Na bieżąco dzielimy się też wiedzą o ciekawych, wartościowych książkach – takich, które przeczytaliśmy w oryginale, które okazały się wartościowe, a które nie są jeszcze wydane po polsku. I w sumie nie raz zastanawialiśmy się nad tym, dlaczego żaden z wydawców nie kusi się na ich przetłumaczenie.
Dla jasności: ja nie chciałem być wydawcą cudzych książek. Ale Krzysiek – zainteresował się tematem. Teraz działamy tak, że jeśli jakieś zagraniczne książki nam się podobają, to IMKER próbuje zdobyć na nie licencję, a potem tłumaczy i wydaje je w Polsce.
Ja – jako osoba mająca istotny wpływ na selekcję tych tytułów – chętnie pomagam je promować i dodaję do mojego sklepu.
Wybieramy takie pozycje, które się uzupełniają i w przypadku których mamy przekonanie, że są mega wartościowe dla osób przedsiębiorczych albo po prostu – podobnie jak ja – zainteresowanych różnymi modelami biznesowymi i sposobami robienia pieniędzy.
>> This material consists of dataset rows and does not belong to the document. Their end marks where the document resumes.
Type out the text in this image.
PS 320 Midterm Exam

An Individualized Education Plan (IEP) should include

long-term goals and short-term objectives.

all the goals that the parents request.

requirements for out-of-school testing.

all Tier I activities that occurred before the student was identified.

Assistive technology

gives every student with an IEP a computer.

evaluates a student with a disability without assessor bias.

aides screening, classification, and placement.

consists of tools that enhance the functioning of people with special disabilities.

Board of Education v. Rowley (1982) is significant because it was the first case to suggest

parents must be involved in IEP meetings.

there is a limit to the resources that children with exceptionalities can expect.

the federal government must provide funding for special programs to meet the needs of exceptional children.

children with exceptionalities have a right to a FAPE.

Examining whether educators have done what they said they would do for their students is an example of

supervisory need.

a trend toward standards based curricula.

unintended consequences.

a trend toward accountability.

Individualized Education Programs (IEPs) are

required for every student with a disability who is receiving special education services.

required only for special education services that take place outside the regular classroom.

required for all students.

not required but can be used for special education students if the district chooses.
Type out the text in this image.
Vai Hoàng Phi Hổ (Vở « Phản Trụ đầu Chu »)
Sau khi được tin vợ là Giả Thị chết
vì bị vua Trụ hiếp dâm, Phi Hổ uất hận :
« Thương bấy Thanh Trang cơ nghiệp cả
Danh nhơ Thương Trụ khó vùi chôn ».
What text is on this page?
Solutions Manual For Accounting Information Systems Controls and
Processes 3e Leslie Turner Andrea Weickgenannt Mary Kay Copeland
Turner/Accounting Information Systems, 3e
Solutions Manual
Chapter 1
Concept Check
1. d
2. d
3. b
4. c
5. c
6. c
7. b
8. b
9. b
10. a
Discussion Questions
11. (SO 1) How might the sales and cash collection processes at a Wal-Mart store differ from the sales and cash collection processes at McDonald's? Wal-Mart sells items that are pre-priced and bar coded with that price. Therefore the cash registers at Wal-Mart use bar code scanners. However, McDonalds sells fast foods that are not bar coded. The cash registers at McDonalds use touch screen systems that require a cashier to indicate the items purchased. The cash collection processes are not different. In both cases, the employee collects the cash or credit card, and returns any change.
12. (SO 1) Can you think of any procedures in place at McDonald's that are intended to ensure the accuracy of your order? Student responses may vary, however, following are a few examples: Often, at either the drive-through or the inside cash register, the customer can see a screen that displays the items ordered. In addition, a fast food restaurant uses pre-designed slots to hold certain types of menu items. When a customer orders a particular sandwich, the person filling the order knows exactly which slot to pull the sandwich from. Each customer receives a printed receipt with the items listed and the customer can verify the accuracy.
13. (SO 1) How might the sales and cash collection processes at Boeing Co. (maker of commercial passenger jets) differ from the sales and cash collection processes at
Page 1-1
Jak wydać książkę tłumaczoną to temat na zupełnie inną historię. I tu w zasadzie tyle na dzisiaj. Zachęcam jeszcze raz do wejścia do mojego sklepu.
{ 35 komentarzy… przeczytaj komentarze albo dodaj nowy komentarz }
Jak to było z tymi trampolinami? 🙂
Zaczynamy skakać od najmniejszych, żeby potem z łatwością przenosić się na coraz większe…
Panuje ogólne przekonanie, zresztą poniekąd słuszne, że całą tą wiedzę która w książkach jest można za darmo znaleźć w internecie. I tak jest, tylko że tym którzy tak piszą i tak w większości przypadków nie chce się jej szukać 🙂 Dodatkowo nikt nie liczy kosztu czasu, który trzeba na to poświęcić.
A jeśli chodzi o komentarze tego typu pod postami, to już chyba standard pod większością postów sponsorowanych.
Dzięki Anatol. 🙂 Jak zwykle w punkt.
Dodałbym jeszcze jedną rzecz 🙂 Jak już się tę książkę przeczyta, to warto wdrożyć zawartą w niej wiedze. Lub przynajmniej spróbować 😉 Już nie raz trafiłem na wypowiedzi, opisujące jakąś publikacje, gdzie w ferworze komentarzy wychodziło na jaw, że rzeczywiście książka została przeczytana, ale nie działa, bo nie wprowadziło się proponowanych zmian w życie 😉
Takie komentarze są w większości słuszne – nie chodzi mi konkretnie o komentarze pod postami o FN, ale ogólnie o postach w tej tematyce. „Zostan rentjerem”, „dochód pasywny i emerytura na Majorce przed 30”, ile takich treści jest? Może niektóre wartościowe, a może, kursy, książki, poradniki, zatrzęsienie głowy.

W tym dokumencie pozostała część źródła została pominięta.